Continued government failures, ineffective parliament

Wednesday, 21 June 2017 03:14 Written by  Heart of Asia Read 128 times

Parliaments in democratic societies can do a lot to save countries during tense situations. In other countries, when governments fail to deliver, and cannot respond to legitimate demands of their people, the parliaments as representatives of people take the initiative and offer logical solutions to steer the country out of the crisis, but unfortunately Afghanistan lacks such a parliament. Not only has the government failed to correct the situation, but the National Assembly also has not properly fulfilled its responsibility. Both houses of the National Assembly were largely ineffectual in the recent years. 

 

Some lawmakers also admit their failure in overseeing the performance of the government and pushing it to take actions as demanded by the people. They told the plenary session on Monday that the parliamentarians have been ineffective in their work, and that the government did not respect their decisions. 

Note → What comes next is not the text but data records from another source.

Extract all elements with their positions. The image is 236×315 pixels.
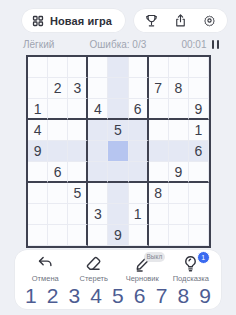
hint-label: Подсказка bbox=[173, 274, 209, 283]
cell-r2c1[interactable] bbox=[28, 78, 48, 99]
cell-r5c9[interactable]: 6 bbox=[189, 141, 209, 162]
cell-r6c9[interactable] bbox=[189, 162, 209, 183]
cell-r7c5[interactable] bbox=[108, 183, 128, 204]
eraser-icon bbox=[84, 254, 103, 273]
cell-r9c5[interactable]: 9 bbox=[108, 225, 128, 246]
cell-r5c1[interactable]: 9 bbox=[28, 141, 48, 162]
cell-r2c2[interactable]: 2 bbox=[48, 78, 68, 99]
cell-r3c8[interactable] bbox=[169, 99, 189, 120]
header: Новая игра bbox=[0, 9, 236, 32]
cell-r1c7[interactable] bbox=[149, 57, 169, 78]
numpad-5[interactable]: 5 bbox=[108, 284, 128, 308]
cell-r6c8[interactable]: 9 bbox=[169, 162, 189, 183]
difficulty-label: Лёгкий bbox=[23, 39, 54, 50]
cell-r7c1[interactable] bbox=[28, 183, 48, 204]
cell-r5c2[interactable] bbox=[48, 141, 68, 162]
share-icon[interactable] bbox=[173, 13, 188, 28]
cell-r1c2[interactable] bbox=[48, 57, 68, 78]
cell-r1c9[interactable] bbox=[189, 57, 209, 78]
cell-r4c3[interactable] bbox=[68, 120, 88, 141]
cell-r8c5[interactable] bbox=[108, 204, 128, 225]
cell-r1c3[interactable] bbox=[68, 57, 88, 78]
cell-r1c6[interactable] bbox=[129, 57, 149, 78]
cell-r4c7[interactable] bbox=[149, 120, 169, 141]
cell-r5c8[interactable] bbox=[169, 141, 189, 162]
sudoku-board: 23781469451966958319 bbox=[26, 55, 211, 248]
mistakes-counter: Ошибка: 0/3 bbox=[90, 39, 147, 50]
cell-r8c4[interactable]: 3 bbox=[88, 204, 108, 225]
cell-r9c1[interactable] bbox=[28, 225, 48, 246]
cell-r8c2[interactable] bbox=[48, 204, 68, 225]
cell-r3c5[interactable] bbox=[108, 99, 128, 120]
cell-r7c3[interactable]: 5 bbox=[68, 183, 88, 204]
cell-r3c7[interactable] bbox=[149, 99, 169, 120]
cell-r9c6[interactable] bbox=[129, 225, 149, 246]
cell-r1c8[interactable] bbox=[169, 57, 189, 78]
cell-r3c1[interactable]: 1 bbox=[28, 99, 48, 120]
cell-r7c7[interactable]: 8 bbox=[149, 183, 169, 204]
settings-icon[interactable] bbox=[202, 13, 217, 28]
cell-r6c7[interactable] bbox=[149, 162, 169, 183]
cell-r6c5[interactable] bbox=[108, 162, 128, 183]
cell-r8c8[interactable] bbox=[169, 204, 189, 225]
cell-r8c1[interactable] bbox=[28, 204, 48, 225]
cell-r4c2[interactable] bbox=[48, 120, 68, 141]
cell-r3c6[interactable]: 6 bbox=[129, 99, 149, 120]
cell-r7c9[interactable] bbox=[189, 183, 209, 204]
cell-r3c3[interactable] bbox=[68, 99, 88, 120]
erase-label: Стереть bbox=[80, 274, 108, 283]
cell-r4c9[interactable]: 1 bbox=[189, 120, 209, 141]
cell-r6c2[interactable]: 6 bbox=[48, 162, 68, 183]
cell-r7c2[interactable] bbox=[48, 183, 68, 204]
cell-r1c5[interactable] bbox=[108, 57, 128, 78]
cell-r4c6[interactable] bbox=[129, 120, 149, 141]
hint-count-badge: 1 bbox=[197, 251, 210, 264]
cell-r1c4[interactable] bbox=[88, 57, 108, 78]
cell-r5c4[interactable] bbox=[88, 141, 108, 162]
cell-r6c4[interactable] bbox=[88, 162, 108, 183]
cell-r9c8[interactable] bbox=[169, 225, 189, 246]
cell-r5c7[interactable] bbox=[149, 141, 169, 162]
cell-r9c9[interactable] bbox=[189, 225, 209, 246]
pause-icon[interactable] bbox=[212, 40, 220, 49]
sudoku-app: Новая игра bbox=[0, 0, 236, 315]
cell-r3c9[interactable]: 9 bbox=[189, 99, 209, 120]
cell-r1c1[interactable] bbox=[28, 57, 48, 78]
header-actions bbox=[134, 9, 227, 32]
cell-r8c9[interactable] bbox=[189, 204, 209, 225]
cell-r4c4[interactable] bbox=[88, 120, 108, 141]
numpad-8[interactable]: 8 bbox=[173, 284, 193, 308]
draft-button[interactable]: Выкл Черновик bbox=[118, 254, 166, 283]
trophy-icon[interactable] bbox=[144, 13, 159, 28]
cell-r4c1[interactable]: 4 bbox=[28, 120, 48, 141]
cell-r2c8[interactable]: 8 bbox=[169, 78, 189, 99]
new-game-button[interactable]: Новая игра bbox=[22, 9, 125, 32]
timer: 00:01 bbox=[181, 39, 206, 50]
erase-button[interactable]: Стереть bbox=[70, 254, 118, 283]
grid-icon bbox=[32, 15, 44, 27]
cell-r7c6[interactable] bbox=[129, 183, 149, 204]
cell-r7c4[interactable] bbox=[88, 183, 108, 204]
toolbar: Отмена Стереть Выкл bbox=[15, 250, 221, 283]
draft-off-badge: Выкл bbox=[144, 252, 166, 262]
cell-r2c5[interactable] bbox=[108, 78, 128, 99]
numpad-6[interactable]: 6 bbox=[130, 284, 150, 308]
cell-r2c9[interactable] bbox=[189, 78, 209, 99]
cell-r2c4[interactable] bbox=[88, 78, 108, 99]
status-bar: Лёгкий Ошибка: 0/3 00:01 bbox=[23, 39, 219, 50]
cell-r4c8[interactable] bbox=[169, 120, 189, 141]
cell-r8c7[interactable] bbox=[149, 204, 169, 225]
cell-r3c2[interactable] bbox=[48, 99, 68, 120]
numpad-7[interactable]: 7 bbox=[151, 284, 171, 308]
cell-r2c6[interactable] bbox=[129, 78, 149, 99]
cell-r9c7[interactable] bbox=[149, 225, 169, 246]
cell-r8c3[interactable] bbox=[68, 204, 88, 225]
cell-r6c3[interactable] bbox=[68, 162, 88, 183]
undo-icon bbox=[36, 254, 55, 273]
cell-r7c8[interactable] bbox=[169, 183, 189, 204]
cell-r9c3[interactable] bbox=[68, 225, 88, 246]
cell-r5c5[interactable] bbox=[108, 141, 128, 162]
numpad-4[interactable]: 4 bbox=[86, 284, 106, 308]
cell-r4c5[interactable]: 5 bbox=[108, 120, 128, 141]
cell-r6c1[interactable] bbox=[28, 162, 48, 183]
undo-button[interactable]: Отмена bbox=[21, 254, 69, 283]
cell-r9c2[interactable] bbox=[48, 225, 68, 246]
cell-r2c7[interactable]: 7 bbox=[149, 78, 169, 99]
numpad-2[interactable]: 2 bbox=[43, 284, 63, 308]
cell-r8c6[interactable]: 1 bbox=[129, 204, 149, 225]
numpad: 123456789 bbox=[15, 284, 221, 308]
draft-label: Черновик bbox=[126, 274, 159, 283]
cell-r9c4[interactable] bbox=[88, 225, 108, 246]
numpad-9[interactable]: 9 bbox=[195, 284, 215, 308]
cell-r5c6[interactable] bbox=[129, 141, 149, 162]
cell-r3c4[interactable]: 4 bbox=[88, 99, 108, 120]
cell-r2c3[interactable]: 3 bbox=[68, 78, 88, 99]
cell-r6c6[interactable] bbox=[129, 162, 149, 183]
hint-button[interactable]: 1 Подсказка bbox=[167, 254, 215, 283]
numpad-1[interactable]: 1 bbox=[21, 284, 41, 308]
new-game-label: Новая игра bbox=[50, 15, 112, 27]
undo-label: Отмена bbox=[32, 274, 59, 283]
control-card: Отмена Стереть Выкл bbox=[15, 250, 221, 309]
cell-r5c3[interactable] bbox=[68, 141, 88, 162]
numpad-3[interactable]: 3 bbox=[64, 284, 84, 308]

The main reasons for the ineffectiveness of the National Assembly are the expiration of their legitimate term, weak leadership, and questions and concerns about the activities of lawmakers. The legal term of Wolesi Jirga has already expired, and the lawmakers continue to serve a concessionary period granted to them by the president through a legislative decree. This has allowed the government to not respect the decisions of Wolesi Jirga as a supervisory or representative body. Even the government thinks it owes Wolesi Jirga for granting the concessionary term to lawmakers.  Additionally, the leadership of the National Assembly, particularly of Wolesi Jirga, doesn’t have enough capability to exert its powers properly and as required by laws. This problem mostly leads to the non-implementation of decisions made by the lawmakers. 

The increased involvement of some lawmakers in personal businesses for which their continued absence is a good example is another factor that has undermined the role of Wolesi Jirga. Some members of parliament attend parliament sessions only when a minister is impeached, or when their individual interests are concerned. 

In the light of the above issues, the continuity of the work of parliamentarians in the current form cannot heal the wounds of Afghans. The tense situation requires that an effective and legitimate parliament be chosen through election so that there is an appropriate address to supervise the government.